David Almond Fellowships Announced for 2016
David Almond Fellowships, 2016
Newcastle University and Seven Stories - The National Centre for Children’s Books are pleased to announce details of the 2016 David Almond Fellowships. The Fellowships aim to promote high-quality research that explores and develops Seven Stories’ archives. To recognise an exceptionally strong field, the number of Fellowships awarded in 2016 has been increased from 3 to 4. The recipients are:
Lois Burke: a doctoral student at Edinburgh Napier University, Lois’s research questions the extent to which girl characters in books set in the Victorian period follow or transgress nineteenth-century models of sexual and psychological development. She will consult the Philip Pullman holdings, the notebook drafts of work by Leon Garfield, and the manuscript and typescript drafts of Diana Wynne Jones’ neo-Victorian novella, ‘Everard’s Ride’.
Simone Hermann: a research assistant on a German Research Foundation-funded project about canon formation and social imaginaries, Simone is coming to Seven Stories to look at British Robinsonnades and what they say about negotiations between individuals and communities. She will be consulting the Bernard Ashley, M.E. Atkinson, Harold Jones and Ursuala Moray Williams archives where there are relevant original drafts, manuscripts and cuttings.

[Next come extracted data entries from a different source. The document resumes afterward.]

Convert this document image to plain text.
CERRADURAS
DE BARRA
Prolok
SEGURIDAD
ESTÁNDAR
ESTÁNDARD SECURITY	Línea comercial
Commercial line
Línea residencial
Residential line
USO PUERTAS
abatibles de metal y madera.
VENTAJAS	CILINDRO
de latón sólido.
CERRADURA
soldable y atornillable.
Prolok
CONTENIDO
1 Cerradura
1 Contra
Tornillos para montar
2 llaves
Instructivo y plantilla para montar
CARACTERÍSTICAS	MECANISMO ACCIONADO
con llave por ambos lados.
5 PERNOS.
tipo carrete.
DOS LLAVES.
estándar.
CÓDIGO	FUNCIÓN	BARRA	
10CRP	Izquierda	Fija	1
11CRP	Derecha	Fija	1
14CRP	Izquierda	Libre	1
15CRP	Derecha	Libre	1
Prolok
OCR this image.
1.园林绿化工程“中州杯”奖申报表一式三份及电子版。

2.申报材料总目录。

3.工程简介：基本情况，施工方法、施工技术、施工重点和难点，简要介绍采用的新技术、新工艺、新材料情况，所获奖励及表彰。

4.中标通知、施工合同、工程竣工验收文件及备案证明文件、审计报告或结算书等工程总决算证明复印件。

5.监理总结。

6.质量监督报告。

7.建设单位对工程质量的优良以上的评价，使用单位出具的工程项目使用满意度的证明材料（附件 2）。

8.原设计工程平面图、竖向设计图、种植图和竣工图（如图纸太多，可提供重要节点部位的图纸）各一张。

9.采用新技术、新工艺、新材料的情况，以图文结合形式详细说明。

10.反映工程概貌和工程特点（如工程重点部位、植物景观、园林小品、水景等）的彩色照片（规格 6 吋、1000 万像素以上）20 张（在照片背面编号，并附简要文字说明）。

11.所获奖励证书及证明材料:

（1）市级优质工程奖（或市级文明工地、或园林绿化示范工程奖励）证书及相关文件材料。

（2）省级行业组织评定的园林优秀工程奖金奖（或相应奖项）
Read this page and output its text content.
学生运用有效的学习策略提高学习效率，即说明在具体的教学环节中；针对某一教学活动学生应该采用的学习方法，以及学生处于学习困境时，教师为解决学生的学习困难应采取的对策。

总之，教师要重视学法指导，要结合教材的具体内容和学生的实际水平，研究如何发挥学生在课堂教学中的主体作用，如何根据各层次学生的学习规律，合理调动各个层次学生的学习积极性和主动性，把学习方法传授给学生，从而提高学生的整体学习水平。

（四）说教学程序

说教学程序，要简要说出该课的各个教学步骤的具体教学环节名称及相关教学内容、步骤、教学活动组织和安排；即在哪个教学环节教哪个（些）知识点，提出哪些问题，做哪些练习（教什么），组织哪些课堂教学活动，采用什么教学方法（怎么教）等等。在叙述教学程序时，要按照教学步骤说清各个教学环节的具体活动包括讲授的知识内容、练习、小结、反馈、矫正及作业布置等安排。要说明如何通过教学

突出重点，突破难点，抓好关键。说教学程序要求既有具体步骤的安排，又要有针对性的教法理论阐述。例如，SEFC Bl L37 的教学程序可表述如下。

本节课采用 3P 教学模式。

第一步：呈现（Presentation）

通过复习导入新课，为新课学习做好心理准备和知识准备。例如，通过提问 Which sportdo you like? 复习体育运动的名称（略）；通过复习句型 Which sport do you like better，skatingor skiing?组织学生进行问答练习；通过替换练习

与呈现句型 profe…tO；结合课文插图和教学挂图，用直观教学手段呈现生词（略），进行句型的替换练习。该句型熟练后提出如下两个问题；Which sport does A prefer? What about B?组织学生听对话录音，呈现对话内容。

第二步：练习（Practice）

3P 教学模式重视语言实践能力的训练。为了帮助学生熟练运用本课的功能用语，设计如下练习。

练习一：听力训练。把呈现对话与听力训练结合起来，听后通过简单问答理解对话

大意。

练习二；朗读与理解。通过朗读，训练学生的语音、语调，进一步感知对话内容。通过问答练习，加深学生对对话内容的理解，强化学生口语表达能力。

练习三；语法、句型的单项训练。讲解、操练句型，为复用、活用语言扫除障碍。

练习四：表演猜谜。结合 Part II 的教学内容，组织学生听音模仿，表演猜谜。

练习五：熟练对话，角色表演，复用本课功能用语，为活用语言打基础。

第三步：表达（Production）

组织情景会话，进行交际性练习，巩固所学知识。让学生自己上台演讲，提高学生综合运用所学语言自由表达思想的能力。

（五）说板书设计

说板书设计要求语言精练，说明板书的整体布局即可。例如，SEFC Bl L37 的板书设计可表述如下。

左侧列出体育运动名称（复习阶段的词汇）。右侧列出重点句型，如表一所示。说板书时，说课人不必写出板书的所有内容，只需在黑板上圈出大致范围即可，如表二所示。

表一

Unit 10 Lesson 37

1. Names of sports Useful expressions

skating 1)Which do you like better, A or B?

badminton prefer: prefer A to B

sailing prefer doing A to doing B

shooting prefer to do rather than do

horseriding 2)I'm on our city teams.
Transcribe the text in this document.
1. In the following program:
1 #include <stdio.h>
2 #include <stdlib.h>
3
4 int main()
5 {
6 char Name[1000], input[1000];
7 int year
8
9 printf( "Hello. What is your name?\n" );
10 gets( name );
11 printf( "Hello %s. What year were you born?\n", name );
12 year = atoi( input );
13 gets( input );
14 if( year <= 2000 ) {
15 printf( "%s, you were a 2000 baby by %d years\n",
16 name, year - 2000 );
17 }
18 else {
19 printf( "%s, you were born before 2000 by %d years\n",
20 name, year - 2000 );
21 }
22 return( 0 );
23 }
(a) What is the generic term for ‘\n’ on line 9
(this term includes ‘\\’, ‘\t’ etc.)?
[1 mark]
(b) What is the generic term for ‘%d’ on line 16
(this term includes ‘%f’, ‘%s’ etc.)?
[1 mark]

[Char]Lotte Reinbold: a doctoral student at Robinson College, Cambridge, Lotte is investigating the influence of medieval literature on the work of Diana Wynne Jones. She will be consulting the Diana Wynne Jones archive to see how Jones draws on and reworks Middle English poetry.
Lucy Stone: a postgraduate student from Cambridge University who is working on children’s literature about play and exile and will be consulting the Diana Wynne Jones, Judith Kerr and Elinor Lyon archives to investigate how, even in times of extremis, children’s play allows them to exercise a degree of control over their environments.
Sarah Lawrance, Collection Director at Seven Stories says, ‘We are really delighted to be attracting researchers of such high calibre to explore the increasingly extensive and significant archive holdings at Seven Stories.’
The Fellowships, which have been awarded on an annual basis since 2012, are small grants, originally endowed by renowned writer David Almond with support from Seven Stories and Newcastle University, to support individual researchers with the costs of travel to Newcastle.